First of all, I was very much surprised that you submitted a completely different play. This is not the manuscript that I read and discussed with you the last time I was in Singapore. It is, however, a very well-crafted, sensitive, and moving play, and I enjoyed reading it. It is certainly more serious than the first play (which you should keep and develop in the future, although, while it was so much fun to read, I realize that it is harder to sell to a producer). Moreover, the new play that you submitted is quite a nasty vehicle and will prove extremely challenging to its prospective actors and director. For some reason I felt that it was written for Lyon, who was one of your co-participants in the workshop I conducted.

My comments:

This play is best staged without blackouts and scene breaks. The music videos are completely superfluous and will only end up like mini-episodes from The Voice. The technical breaks are cruel to your performers, who will have to pick up their focus and concentration each time a new scene begins. Note that, in the beginning of each scene, you yourself as a playwright are picking up by means of warm-up dialogue. One long, uninterrupted play, like August Strindberg's Miss Julie, will be more emotionally fulfilling for your actors.
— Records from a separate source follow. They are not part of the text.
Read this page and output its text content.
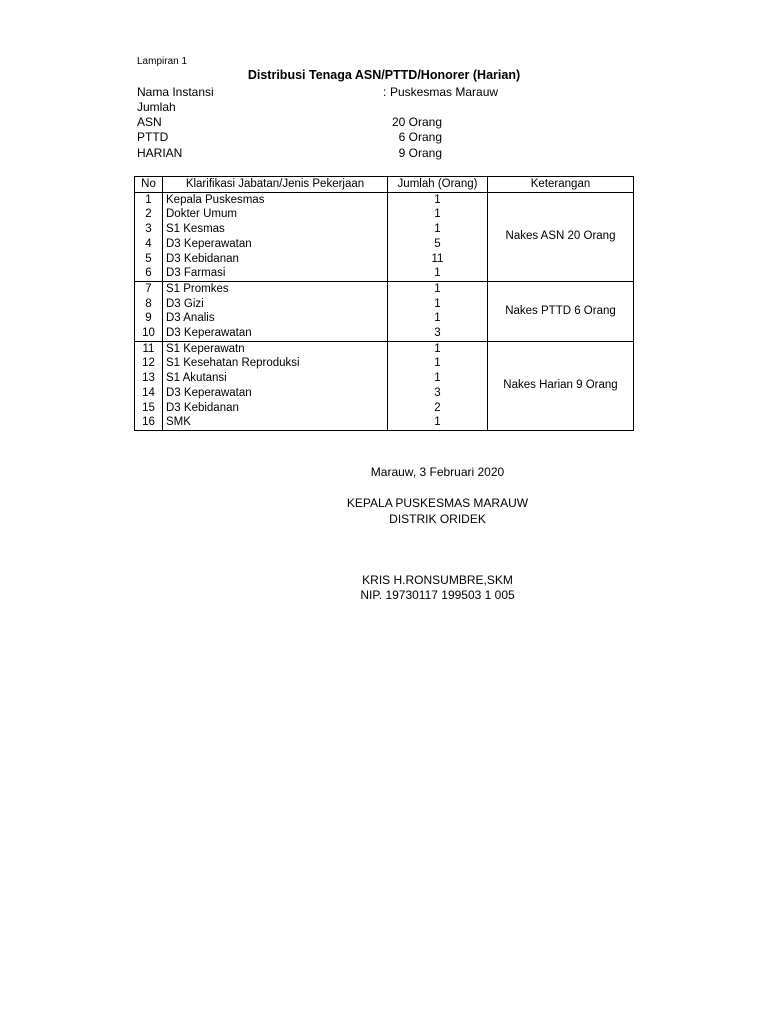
Lampiran 1
Distribusi Tenaga ASN/PTTD/Honorer (Harian)
Nama Instansi	: Puskesmas Marauw
Jumlah
ASN	20 Orang
PTTD	6 Orang
HARIAN	9 Orang
No	Klarifikasi Jabatan/Jenis Pekerjaan	Jumlah (Orang)	Keterangan
1	Kepala Puskesmas	1	Nakes ASN 20 Orang
2	Dokter Umum	1	
3	S1 Kesmas	1	
4	D3 Keperawatan	5	
5	D3 Kebidanan	11	
6	D3 Farmasi	1	
7	S1 Promkes	1	Nakes PTTD 6 Orang
8	D3 Gizi	1	
9	D3 Analis	1	
10	D3 Keperawatan	3	
11	S1 Keperawatn	1	Nakes Harian 9 Orang
12	S1 Kesehatan Reproduksi	1	
13	S1 Akutansi	1	
14	D3 Keperawatan	3	
15	D3 Kebidanan	2	
16	SMK	1	
Marauw, 3 Februari 2020
KEPALA PUSKESMAS MARAUW
DISTRIK ORIDEK
KRIS H.RONSUMBRE,SKM
NIP. 19730117 199503 1 005
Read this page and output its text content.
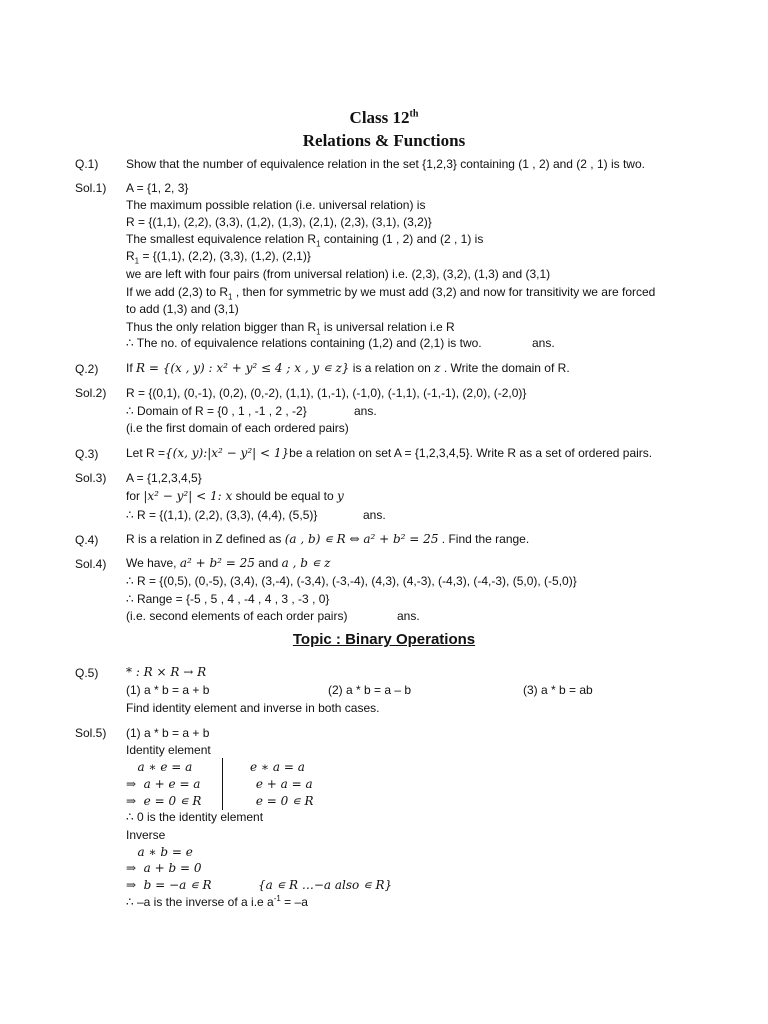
Class 12th
Relations & Functions
Q.1) Show that the number of equivalence relation in the set {1,2,3} containing (1 , 2) and (2 , 1) is two.
Sol.1) A = {1, 2, 3}
The maximum possible relation (i.e. universal relation) is
R = {(1,1), (2,2), (3,3), (1,2), (1,3), (2,1), (2,3), (3,1), (3,2)}
The smallest equivalence relation $R_1$ containing (1 , 2) and (2 , 1) is
$R_1 = \{(1,1)$, (2,2), (3,3), (1,2), (2,1)}
we are left with four pairs (from universal relation) i.e. (2,3), (3,2), (1,3) and (3,1)
If we add (2,3) to $R_1$ , then for symmetric by we must add (3,2) and now for transitivity we are forced
to add (1,3) and (3,1)
Thus the only relation bigger than $R_1$ is universal relation i.e R
∴ The no. of equivalence relations containing (1,2) and (2,1) is two.	ans.
Q.2) If R = {(x , y) : x² + y² ≤ 4 ; x , y ∊ z} is a relation on z . Write the domain of R.
Sol.2) R = {(0,1), (0,-1), (0,2), (0,-2), (1,1), (1,-1), (-1,0), (-1,1), (-1,-1), (2,0), (-2,0)}
∴ Domain of R = {0 , 1 , -1 , 2 , -2}	ans.
(i.e the first domain of each ordered pairs)
Q.3) Let R ={(x, y):|x² − y²| < 1}be a relation on set A = {1,2,3,4,5}. Write R as a set of ordered pairs.
Sol.3) A = {1,2,3,4,5}
for |x² − y²| < 1: x should be equal to y
∴ R = {(1,1), (2,2), (3,3), (4,4), (5,5)}	ans.
Q.4) R is a relation in Z defined as (a , b) ∊ R ⇔ a² + b² = 25 . Find the range.
Sol.4) We have, a² + b² = 25 and a , b ∊ z
∴ R = {(0,5), (0,-5), (3,4), (3,-4), (-3,4), (-3,-4), (4,3), (4,-3), (-4,3), (-4,-3), (5,0), (-5,0)}
∴ Range = {-5 , 5 , 4 , -4 , 4 , 3 , -3 , 0}
(i.e. second elements of each order pairs)	ans.
Topic : Binary Operations
Q.5) * : R × R → R
(1) a * b = a + b	(2) a * b = a – b	(3) a * b = ab
Find identity element and inverse in both cases.
Sol.5) (1) a * b = a + b
Identity element
a ∗ e = a
⇒  a + e = a
⇒  e = 0 ∊ R
e ∗ a = a
e + a = a
e = 0 ∊ R
∴ 0 is the identity element
Inverse
a ∗ b = e
⇒  a + b = 0
⇒  b = −a ∊ R	{a ∊ R …−a also ∊ R}
∴ –a is the inverse of a i.e $a^{-1} = -a$
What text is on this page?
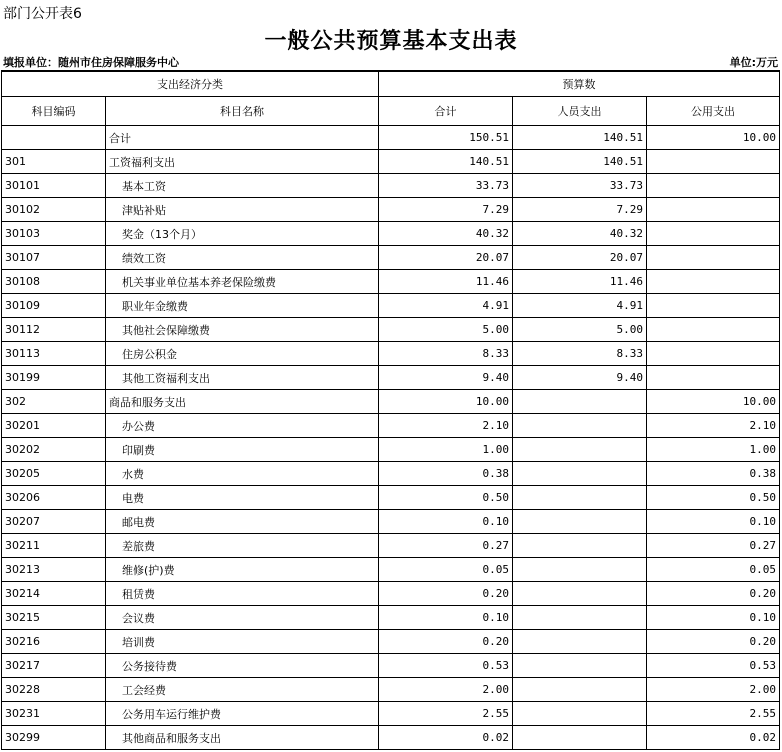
部门公开表6
一般公共预算基本支出表
填报单位：随州市住房保障服务中心	单位:万元
支出经济分类		预算数		
科目编码	科目名称	合计	人员支出	公用支出
	合计	150.51	140.51	10.00
301	工资福利支出	140.51	140.51	
30101	基本工资	33.73	33.73	
30102	津贴补贴	7.29	7.29	
30103	奖金（13个月）	40.32	40.32	
30107	绩效工资	20.07	20.07	
30108	机关事业单位基本养老保险缴费	11.46	11.46	
30109	职业年金缴费	4.91	4.91	
30112	其他社会保障缴费	5.00	5.00	
30113	住房公积金	8.33	8.33	
30199	其他工资福利支出	9.40	9.40	
302	商品和服务支出	10.00		10.00
30201	办公费	2.10		2.10
30202	印刷费	1.00		1.00
30205	水费	0.38		0.38
30206	电费	0.50		0.50
30207	邮电费	0.10		0.10
30211	差旅费	0.27		0.27
30213	维修(护)费	0.05		0.05
30214	租赁费	0.20		0.20
30215	会议费	0.10		0.10
30216	培训费	0.20		0.20
30217	公务接待费	0.53		0.53
30228	工会经费	2.00		2.00
30231	公务用车运行维护费	2.55		2.55
30299	其他商品和服务支出	0.02		0.02
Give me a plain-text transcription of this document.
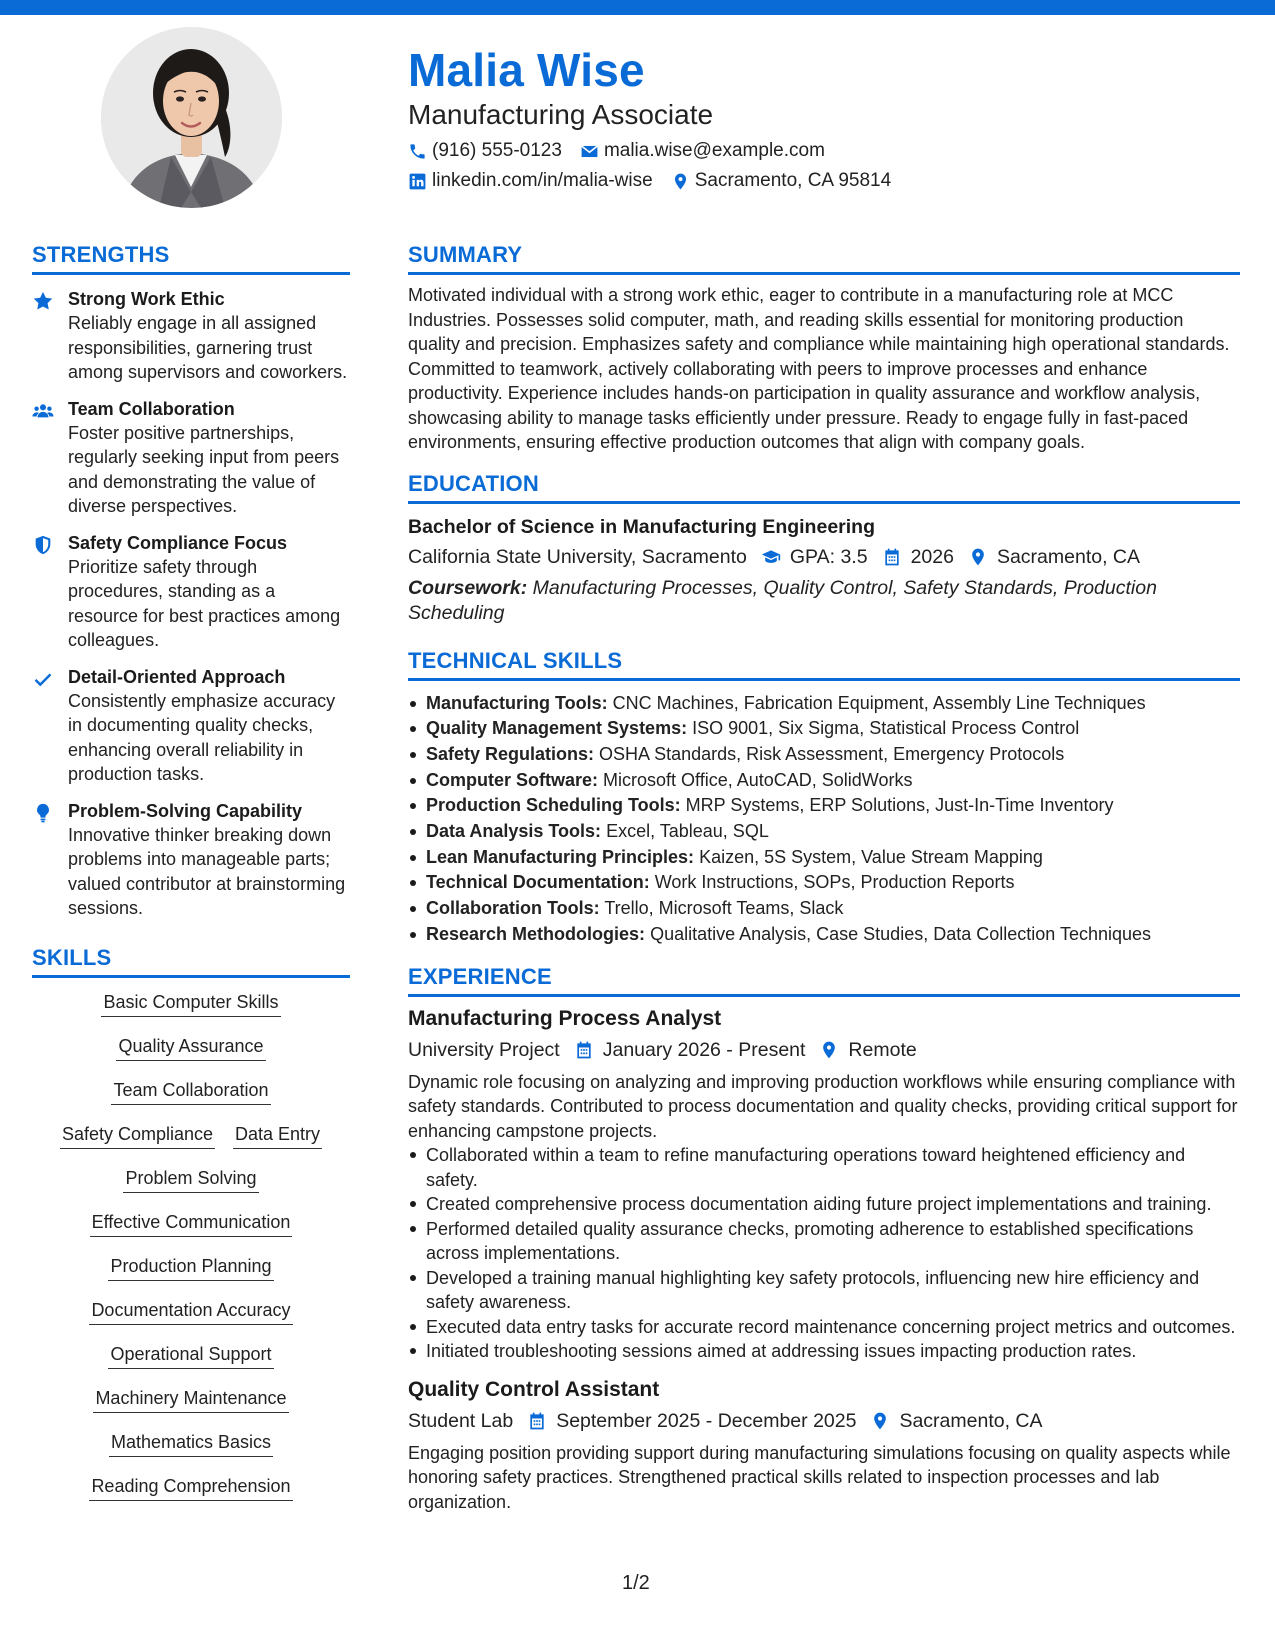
Malia Wise
Manufacturing Associate
(916) 555-0123 malia.wise@example.com
linkedin.com/in/malia-wise Sacramento, CA 95814
STRENGTHS
Strong Work Ethic
Reliably engage in all assigned responsibilities, garnering trust among supervisors and coworkers.
Team Collaboration
Foster positive partnerships, regularly seeking input from peers and demonstrating the value of diverse perspectives.
Safety Compliance Focus
Prioritize safety through procedures, standing as a resource for best practices among colleagues.
Detail-Oriented Approach
Consistently emphasize accuracy in documenting quality checks, enhancing overall reliability in production tasks.
Problem-Solving Capability
Innovative thinker breaking down problems into manageable parts; valued contributor at brainstorming sessions.
SKILLS
Basic Computer Skills
Quality Assurance
Team Collaboration
Safety Compliance Data Entry
Problem Solving
Effective Communication
Production Planning
Documentation Accuracy
Operational Support
Machinery Maintenance
Mathematics Basics
Reading Comprehension
SUMMARY
Motivated individual with a strong work ethic, eager to contribute in a manufacturing role at MCC Industries. Possesses solid computer, math, and reading skills essential for monitoring production quality and precision. Emphasizes safety and compliance while maintaining high operational standards. Committed to teamwork, actively collaborating with peers to improve processes and enhance productivity. Experience includes hands-on participation in quality assurance and workflow analysis, showcasing ability to manage tasks efficiently under pressure. Ready to engage fully in fast-paced environments, ensuring effective production outcomes that align with company goals.
EDUCATION
Bachelor of Science in Manufacturing Engineering
California State University, Sacramento GPA: 3.5 2026 Sacramento, CA
Coursework: Manufacturing Processes, Quality Control, Safety Standards, Production Scheduling
TECHNICAL SKILLS
Manufacturing Tools: CNC Machines, Fabrication Equipment, Assembly Line Techniques
Quality Management Systems: ISO 9001, Six Sigma, Statistical Process Control
Safety Regulations: OSHA Standards, Risk Assessment, Emergency Protocols
Computer Software: Microsoft Office, AutoCAD, SolidWorks
Production Scheduling Tools: MRP Systems, ERP Solutions, Just-In-Time Inventory
Data Analysis Tools: Excel, Tableau, SQL
Lean Manufacturing Principles: Kaizen, 5S System, Value Stream Mapping
Technical Documentation: Work Instructions, SOPs, Production Reports
Collaboration Tools: Trello, Microsoft Teams, Slack
Research Methodologies: Qualitative Analysis, Case Studies, Data Collection Techniques
EXPERIENCE
Manufacturing Process Analyst
University Project January 2026 - Present Remote
Dynamic role focusing on analyzing and improving production workflows while ensuring compliance with safety standards. Contributed to process documentation and quality checks, providing critical support for enhancing campstone projects.
Collaborated within a team to refine manufacturing operations toward heightened efficiency and safety.
Created comprehensive process documentation aiding future project implementations and training.
Performed detailed quality assurance checks, promoting adherence to established specifications across implementations.
Developed a training manual highlighting key safety protocols, influencing new hire efficiency and safety awareness.
Executed data entry tasks for accurate record maintenance concerning project metrics and outcomes.
Initiated troubleshooting sessions aimed at addressing issues impacting production rates.
Quality Control Assistant
Student Lab September 2025 - December 2025 Sacramento, CA
Engaging position providing support during manufacturing simulations focusing on quality aspects while honoring safety practices. Strengthened practical skills related to inspection processes and lab organization.
1/2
Such breaks also shatter the audience's suspension of disbelief.

It takes too long for the audience to learn why the son has come back and must stay. The audience will be able to take only so much suspense, after which it will decide to get bored. Your final exposition is dished out in the end as a twist, and remember that every twist is a betrayal. This prolongation thus makes the father more real and the son two-dimensional, so that the story comes across as being told from the point of view of the FATHER.

Indeed, it seems that the father is well-rounded all throughout the play, but that the son is not a character--he is AN IDEA. The dialogue therefore comes out as dialogue between a person and an idea. As a writer, did you feel defensive and that you had to be over-rational in building up the son?

Avoid interrogations, such as the son asking questions and the father answering them, like interviewer-interviewee repartee. If your characters don't NEED to say anything, then keep them silent. As I have said elsewhere, silence is a line.

Over-all, you have written a beautiful play. A reading should clarify exactly where you need to balance your elements.

There IS one drawback to this play: you need extraordinary performers to pull it off. Yes, I believe that Lyon is one of them.